Sénégal : après la chute de Sonko, un tournant politique sans précédent
Le paysage politique sénégalais vient de connaître un séisme institutionnel. Le président Bassirou Diomaye Faye a décidé de démettre Ousmane Sonko de ses fonctions de Premier ministre, mettant fin à une collaboration qui, malgré les apparences, s’est révélée plus fragile qu’annoncé. L’ancien chef du gouvernement, fondateur du parti Pastef, riposte en s’appuyant sur la majorité parlementaire acquise lors des dernières élections législatives, transformant cette assemblée en une tribune de contestation active.
Une alliance politique fragilisée par des divergences croissantes
Depuis son élection en mars 2024, le tandem Diomaye-Sonko était présenté comme une innovation politique en Afrique de l’Ouest.
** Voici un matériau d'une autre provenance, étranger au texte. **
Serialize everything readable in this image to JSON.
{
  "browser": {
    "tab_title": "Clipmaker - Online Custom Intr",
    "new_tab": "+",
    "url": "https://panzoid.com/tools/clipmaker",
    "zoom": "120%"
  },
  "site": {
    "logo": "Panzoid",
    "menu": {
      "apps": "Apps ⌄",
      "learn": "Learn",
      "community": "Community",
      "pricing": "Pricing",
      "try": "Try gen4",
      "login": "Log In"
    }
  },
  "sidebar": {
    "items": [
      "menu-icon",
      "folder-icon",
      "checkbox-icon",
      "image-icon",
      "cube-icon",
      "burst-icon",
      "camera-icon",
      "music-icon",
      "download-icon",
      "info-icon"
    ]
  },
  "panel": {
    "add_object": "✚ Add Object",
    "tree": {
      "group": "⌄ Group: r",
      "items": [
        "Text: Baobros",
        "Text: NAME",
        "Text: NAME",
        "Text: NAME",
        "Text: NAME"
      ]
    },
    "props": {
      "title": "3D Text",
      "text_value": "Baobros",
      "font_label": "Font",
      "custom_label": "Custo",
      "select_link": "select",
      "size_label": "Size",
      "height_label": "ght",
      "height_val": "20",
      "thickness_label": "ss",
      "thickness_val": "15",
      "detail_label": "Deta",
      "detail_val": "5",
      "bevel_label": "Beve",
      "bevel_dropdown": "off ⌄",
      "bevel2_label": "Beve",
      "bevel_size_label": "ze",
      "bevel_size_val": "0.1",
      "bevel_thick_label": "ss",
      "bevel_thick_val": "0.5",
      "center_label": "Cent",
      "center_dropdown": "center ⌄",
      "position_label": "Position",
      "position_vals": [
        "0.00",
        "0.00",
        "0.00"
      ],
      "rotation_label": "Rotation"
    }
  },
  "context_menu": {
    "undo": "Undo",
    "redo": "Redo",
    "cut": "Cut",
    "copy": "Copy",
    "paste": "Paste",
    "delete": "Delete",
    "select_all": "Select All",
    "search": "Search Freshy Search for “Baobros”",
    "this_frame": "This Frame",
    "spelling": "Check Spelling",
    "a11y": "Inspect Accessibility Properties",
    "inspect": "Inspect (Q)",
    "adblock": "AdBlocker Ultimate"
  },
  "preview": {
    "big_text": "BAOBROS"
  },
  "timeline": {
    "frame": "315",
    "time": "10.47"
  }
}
Le président, initialement désigné comme remplaçant, incarnait la légitimité institutionnelle, tandis que Sonko apportait l’assise militante et partisane. Pourtant, cette dynamique, saluée lors de sa conception, a rapidement montré ses limites. Les désaccords se sont multipliés sur les réformes structurelles, la gestion des dossiers judiciaires hérités de l’ère Macky Sall, ainsi que sur les orientations économiques et sociales. Avec le temps, l’équilibre initial s’est désagrégé sous le poids d’une verticalité institutionnelle sénégalaise où le président concentre l’essentiel des pouvoirs.
Sonko mise sur l’Assemblée nationale pour maintenir son influence
Exclu du gouvernement, Ousmane Sonko ne s’est pas retiré de la scène politique. Fort de la majorité parlementaire détenue par son parti, il mise sur l’hémicycle pour prolonger son action. Cette stratégie, déjà éprouvée par d’autres figures politiques africaines, lui permet de conserver une plateforme d’influence majeure. Pour Bassirou Diomaye Faye, cette situation représente un défi de taille : la nécessité de gouverner avec une majorité parlementaire encore acquise à son prédécesseur, limitant ainsi sa capacité à faire adopter des réformes ou des budgets clés.
Les enjeux d’une rupture aux répercussions multiples
Cette crise dépasse les considérations personnelles. Elle questionne l’avenir du projet souverainiste porté par le Pastef, notamment sur des dossiers sensibles comme la renégociation des contrats énergétiques, la révision du franc CFA, l’audit des finances publiques ou encore la politique migratoire. Les partenaires du Sénégal, qu’il s’agisse des institutions financières internationales ou des investisseurs étrangers exploitant les ressources du pays, surveillent de près la stabilité d’un État jusqu’alors perçu comme un modèle de démocratie en Afrique.
À l’échelle régionale, cette crise survient dans un contexte où la Communauté économique des États de l’Afrique de l’Ouest (CEDEAO) tente de se reconstruire après le départ des pays sahéliens de l’Alliance des États du Sahel. Le Sénégal, qui jouait un rôle de médiateur sous l’impulsion de Bassirou Diomaye Faye, pourrait voir sa crédibilité diplomatique affaiblie par cette instabilité interne. La capacité du président à former une nouvelle équipe gouvernementale stable ou à contenir les réactions de la base militante du Pastef, toujours fidèle à Sonko, déterminera la suite des événements.
Le pays s’engage dans une période d’incertitude politique dont les conséquences façonneront durablement l’histoire de la deuxième alternance démocratique du Sénégal.